LIVE: Instead of grabbing the code, building, and embedding, you can include the script directly from the sample site. This version will change whenever I release a new version.

Extensions

Chromium

  • Navigate to chrome://extensions
  • Click 'load unpacked extension...' and select the extensions/chrome/ directory
  • If you will be trying to inspect file:// pages, make sure to check 'Allow access to file URLs'
  • Open a page with WebGL content and click the 'GL' icon in the top right of the address bar (click again to disable)

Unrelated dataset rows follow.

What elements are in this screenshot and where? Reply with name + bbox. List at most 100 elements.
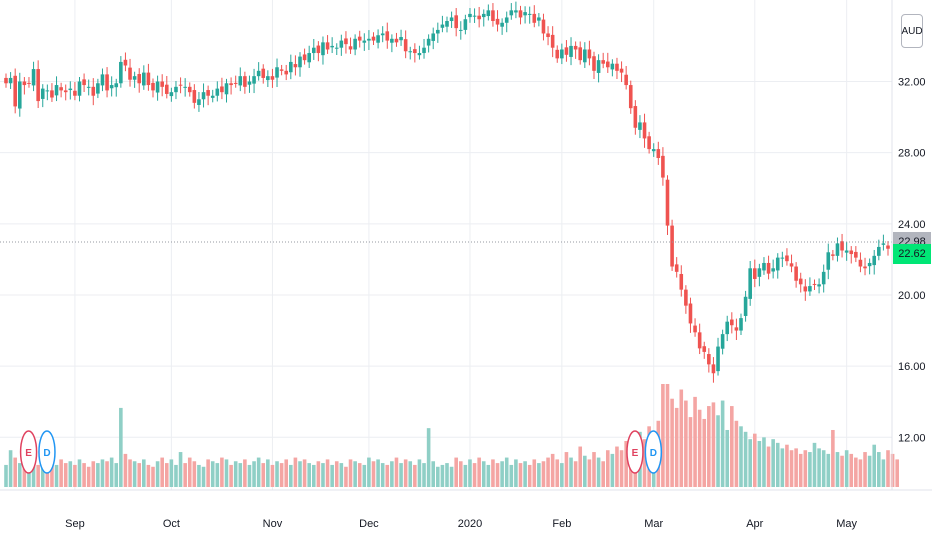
volume-bar [160,457,164,487]
volume-bar [50,457,54,487]
x-tick-label: Feb [552,518,571,530]
volume-bar [881,459,886,487]
volume-bar [77,459,82,487]
volume-bar [243,459,247,487]
dividend-marker[interactable]: D [644,430,663,474]
candle-body [491,10,495,22]
volume-bar [725,429,730,487]
volume-bar [491,459,495,487]
x-tick-label: 2020 [458,518,482,530]
candle-body [766,262,771,274]
earnings-marker[interactable]: E [19,430,38,474]
candle-body [311,47,316,54]
candle-body [376,35,380,43]
candle-body [734,327,739,331]
volume-bar [615,446,619,487]
volume-bar [220,457,224,487]
volume-bar [8,450,13,487]
volume-bar [518,463,523,487]
candle-body [454,15,458,29]
candle-body [702,346,707,352]
candle-body [674,264,679,272]
candle-body [592,56,596,71]
volume-bar [560,463,564,487]
volume-bar [803,450,808,487]
candle-body [555,49,560,59]
volume-bar [431,461,436,487]
volume-bar [808,452,812,487]
candle-body [656,149,661,158]
candle-body [546,33,550,38]
volume-bar [302,459,307,487]
volume-bar [279,463,284,487]
candle-body [624,74,628,86]
candle-body [13,75,17,107]
volume-bar [367,457,371,487]
candle-body [325,42,330,50]
volume-bar [178,452,183,487]
volume-bar [564,452,569,487]
candle-body [858,259,863,267]
candle-body [752,268,757,279]
candle-body [436,29,440,34]
candle-body [527,13,532,15]
candle-body [192,90,197,103]
candle-body [426,38,431,46]
volume-bar [500,461,504,487]
volume-bar [426,428,431,487]
volume-bar [863,452,867,487]
volume-bar [27,466,31,487]
volume-bar [674,407,679,487]
candle-body [316,45,321,54]
volume-bar [137,463,142,487]
candle-body [45,90,50,92]
volume-bar [403,459,408,487]
volume-bar [394,457,399,487]
candle-body [642,122,647,139]
volume-bar [321,463,325,487]
candle-body [812,283,817,285]
candle-body [197,99,201,105]
volume-bar [890,453,895,487]
currency-button[interactable]: AUD [901,14,923,48]
candle-body [716,346,720,372]
volume-bar [224,459,229,487]
chart-grid [0,0,892,490]
candle-body [523,12,527,16]
candle-body [775,257,780,271]
candlesticks [4,1,890,383]
candle-body [183,86,187,88]
candle-body [261,68,266,78]
candle-body [178,84,183,86]
candle-body [679,273,684,290]
volume-bar [325,459,330,487]
time-axis[interactable]: Sep Oct Nov Dec 2020 Feb Mar Apr May [65,518,857,530]
volume-bar [298,461,302,487]
volume-bar [261,463,266,487]
volume-bar [36,464,40,487]
candle-body [128,67,132,80]
earnings-marker[interactable]: E [626,430,644,474]
volume-bar [642,439,647,487]
volume-bar [458,461,463,487]
volume-bar [605,450,610,487]
candle-body [877,246,881,256]
price-axis[interactable]: 32.00 28.00 24.00 20.00 16.00 12.00 [898,76,926,444]
volume-bar [330,464,334,487]
volume-bar [762,437,766,487]
volume-bar [233,461,238,487]
candle-body [279,69,284,71]
candle-body [532,13,537,23]
candle-body [353,38,357,50]
dividend-marker[interactable]: D [38,430,56,474]
candle-body [757,268,762,277]
volume-bar [252,461,256,487]
candle-body [831,254,835,256]
volume-bar [541,461,546,487]
candle-body [817,284,821,287]
volume-bar [449,466,454,487]
candle-body [187,86,192,93]
volume-bar [679,389,684,487]
volume-bar [798,453,803,487]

DEBUGGING: If you want to debug the inspector code, instead load the extension from core/ - this will use the non-cat'ed files and makes things much easier when navigating source. You'll also be able to just reload pages when you make changes to the extension (although sometimes the CSS requires a full browser restart to update).

Firefox

There's a stubbed out extension under extensions/firefox/, but nothing has been implemented. The embed works (minus a few CSS bugs) so it really just needs someone who knows the Firefox APIs... hint hint!

WebKit

  • Open the Extension Builder
  • Add existing extension
  • Select extensions/safari/webglinspector.safariextension
  • Open a page with WebGL content and click the 'GL' icon in the top left of the toolbar (click again to disable)

DEBUGGING: There is currently no debug version of the extension - since Chromium is so similar it's best to just use that.

Known Issues

This list is not exhaustive!

  • You cannot inspect pages on file:// in WebKit (possible with security settings?)
  • When using the embed sometimes loading will fail - just reload until it works (needs a better loader)
  • Crazy page CSS will mess with the UI (need more overrides/reset?)
  • Offscreen rendering not supported across frames (framebuffers with renderbuffers attached that are not backed by textures)
  • RGBA values in the pixel inspector/pixel history will not be displayed if cross-origin textures are drawn - a limitation of WebGL
  • Multiple WebGL contexts will cause multiple inspectors - they will overlap - resize to find others!

Supported Content

NOTE: if you know of any good ways to get around these, let me know! :)

Issue 8 Currently multiple framebuffers are not nicely supported. If you are using RTT and other framebuffer tricks (postprocessing, etc) then you may not see correct final results in the replay. You should, however, see the correct results inside the trace while in areas where a valid framebuffer is bound. Play around with moving through the trace and you should see your scene at some point.

Frame Termination

Due to the way WebGL implicitly ends frames, accurately determining when a host application has finished is tricky. To ensure frame captures are exactly what they should be there is an extension that can be used to tell the inspector when you are done.

Query the extension - it will only exist when the inspector is attached: var glext_ft = gl.getExtension("GLI_frame_terminator");

At the end of your frame, call the termination method: if (glext_ft) { glext_ft.frameTerminator(); }

Do this if you are consistently seeing multiple frames getting captured at the same time.

Samples

Included in the repository is the Learning WebGL Lesson 05 under samples/lesson05/. embedded.html shows the inspector inlined on the page using the single <script> include. Diff the file against original.html (or look for 'WebGL Inspector' comments) to see what was changed.

Once you have an extension installed, here are some fun demos to test it with:

TODO

In no particular order, here are some of the major features I'd like to see added:

  • Call statistics (with pretty graphs/etc)
  • Save traces/resources/buffer snapshots/etc
  • Serialization of call stream (could do remote debugging/save and replay/etc)
  • Editing of buffers/shaders in replay
  • Editing of state/call history (tweak arguments/etc)

On top of those there are plenty of little things (UI tweaks, etc) that would be helpful. For example, global key bindings would make stepping better.

Some crazier things may be possible in the future, too. For example, if the serialization was implemented it'd be possible to do remote debugging/playback of scenes from Android/iOS/etc devices (once they support WebGL), as well as build test frameworks for WebGL content.